Around 1969, mestranol was replaced by ethinylestradiol in most combined oral contraceptives due to widespread panic about the recently uncovered increased risk of venous thromboembolism with estrogen-containing oral contraceptives. The rationale was that ethinylestradiol was approximately twice as potent by weight as mestranol and hence that the dose could be halved, which it was thought might result in a lower incidence of venous thromboembolism. Whether this actually did result in a lower incidence of venous thromboembolism has never been assessed.

==Society and culture==

===Generic names===
Mestranol is the generic name of the drug and its INN, USAN, USP, BAN, DCF, and JAN, while mestranolo is its DCIT.

===Brand names===
Mestranol has been marketed under a variety of brand names, mostly or exclusively in combination with progestins, including Devocin, Enavid, Enovid, Femigen, Mestranol, Norbiogest, Ortho-Novin, Ortho-Novum, Ovastol, and Tranel among others. Today, it continues to be sold in combination with progestins under brand names including Lutedion, Necon, Norinyl, Ortho-Novum, and Sophia.

===Availability===
Mestranol remains available only in the United States, the United Kingdom, Japan, and Chile. It is only marketed in combination with progestins, such as norethisterone.

==Research==
Mestranol has been studied as a male contraceptive and was found to be highly effective. At a dosage of 0.45 mg/day, it suppressed gonadotropin levels, reduced sperm count to zero within 4 to 6 weeks, and decreased libido, erectile function, and testicular size.
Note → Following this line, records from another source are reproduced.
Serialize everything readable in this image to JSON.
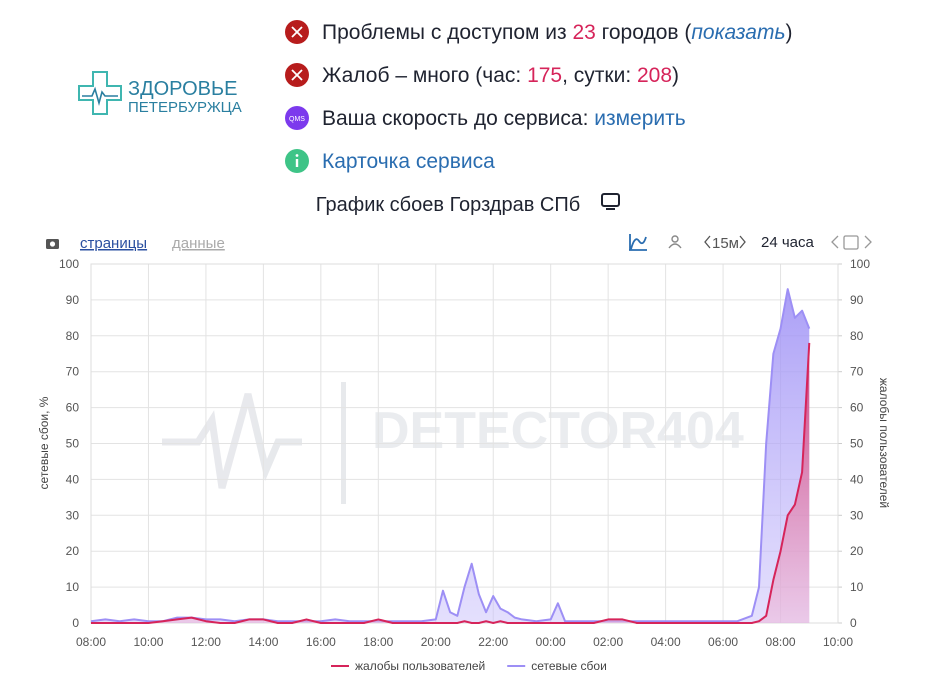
{
  "logo": {
    "line1": "ЗДОРОВЬЕ",
    "line2": "ПЕТЕРБУРЖЦА"
  },
  "status": [
    {
      "text": "Проблемы с доступом из ",
      "count": 23,
      "text2": " городов (",
      "link": "показать",
      "text3": ")"
    },
    {
      "text": "Жалоб – много (час: ",
      "hour": 175,
      "text2": ", сутки: ",
      "day": 208,
      "text3": ")"
    },
    {
      "icon": "QMS",
      "text": "Ваша скорость до сервиса: ",
      "link": "измерить"
    },
    {
      "link": "Карточка сервиса"
    }
  ],
  "toolbar": {
    "pages": "страницы",
    "data": "данные",
    "interval": "15м",
    "period": "24 часа"
  },
  "watermark": "DETECTOR404",
  "chart_data": {
    "type": "area",
    "title": "График сбоев Горздрав СПб",
    "y_label": "сетевые сбои, %",
    "y2_label": "жалобы пользователей",
    "xlim": [
      8,
      34
    ],
    "xticks": [
      {
        "value": 8,
        "label": "08:00"
      },
      {
        "value": 10,
        "label": "10:00"
      },
      {
        "value": 12,
        "label": "12:00"
      },
      {
        "value": 14,
        "label": "14:00"
      },
      {
        "value": 16,
        "label": "16:00"
      },
      {
        "value": 18,
        "label": "18:00"
      },
      {
        "value": 20,
        "label": "20:00"
      },
      {
        "value": 22,
        "label": "22:00"
      },
      {
        "value": 24,
        "label": "00:00"
      },
      {
        "value": 26,
        "label": "02:00"
      },
      {
        "value": 28,
        "label": "04:00"
      },
      {
        "value": 30,
        "label": "06:00"
      },
      {
        "value": 32,
        "label": "08:00"
      },
      {
        "value": 34,
        "label": "10:00"
      }
    ],
    "ylim": [
      0,
      100
    ],
    "yticks": [
      0,
      10,
      20,
      30,
      40,
      50,
      60,
      70,
      80,
      90,
      100
    ],
    "y2lim": [
      0,
      100
    ],
    "y2ticks": [
      0,
      10,
      20,
      30,
      40,
      50,
      60,
      70,
      80,
      90,
      100
    ],
    "grid": true,
    "x": [
      8,
      8.5,
      9,
      9.5,
      10,
      10.5,
      11,
      11.5,
      12,
      12.5,
      13,
      13.5,
      14,
      14.5,
      15,
      15.5,
      16,
      16.5,
      17,
      17.5,
      18,
      18.5,
      19,
      19.5,
      20,
      20.25,
      20.5,
      20.75,
      21,
      21.25,
      21.5,
      21.75,
      22,
      22.25,
      22.5,
      22.75,
      23,
      23.5,
      24,
      24.25,
      24.5,
      25,
      25.5,
      26,
      26.5,
      27,
      27.5,
      28,
      28.5,
      29,
      29.5,
      30,
      30.5,
      31,
      31.25,
      31.5,
      31.75,
      32,
      32.25,
      32.5,
      32.75,
      33
    ],
    "series": [
      {
        "name": "сетевые сбои",
        "color": "#9d8ff5",
        "values": [
          0.5,
          1,
          0.5,
          1,
          0.5,
          0.5,
          1.5,
          1.5,
          1,
          1,
          0.5,
          1,
          1,
          0.5,
          0.5,
          0.5,
          0.5,
          1,
          0.5,
          0.5,
          0.5,
          0.5,
          0.5,
          0.5,
          1,
          9,
          3,
          2,
          10,
          16.5,
          8,
          3,
          7.5,
          4,
          3,
          1.5,
          1,
          0.5,
          1,
          5.5,
          0.5,
          0.5,
          0.5,
          0.5,
          0.5,
          0.5,
          0.5,
          0.5,
          0.5,
          0.5,
          0.5,
          0.5,
          0.5,
          2,
          10,
          50,
          75,
          82,
          93,
          85,
          87,
          82
        ]
      },
      {
        "name": "жалобы пользователей",
        "color": "#d6245a",
        "axis": "y2",
        "values": [
          0,
          0,
          0,
          0,
          0,
          0.5,
          1,
          1.5,
          0.5,
          0,
          0,
          1,
          1,
          0,
          0,
          1,
          0,
          0,
          0,
          0,
          1,
          0,
          0,
          0,
          0,
          0,
          0,
          0,
          0.5,
          0,
          0,
          0.5,
          0,
          0.5,
          0,
          0,
          0,
          0,
          0,
          0,
          0,
          0,
          0,
          1,
          1,
          0,
          0,
          0,
          0,
          0,
          0,
          0,
          0,
          0,
          0.5,
          2,
          12,
          20,
          30,
          33,
          42,
          78
        ]
      }
    ],
    "legend": "bottom"
  }
}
Gynecomastia occurred in all of the men. These findings contributed to the conclusion that estrogens would be unacceptable as contraceptives for men.

==Environmental presence==
In 2021, mestranol was one of the 12 compounds identified in sludge samples taken from 12 wastewater treatment plants in California that were collectively associated with estrogenic activity in in vitro.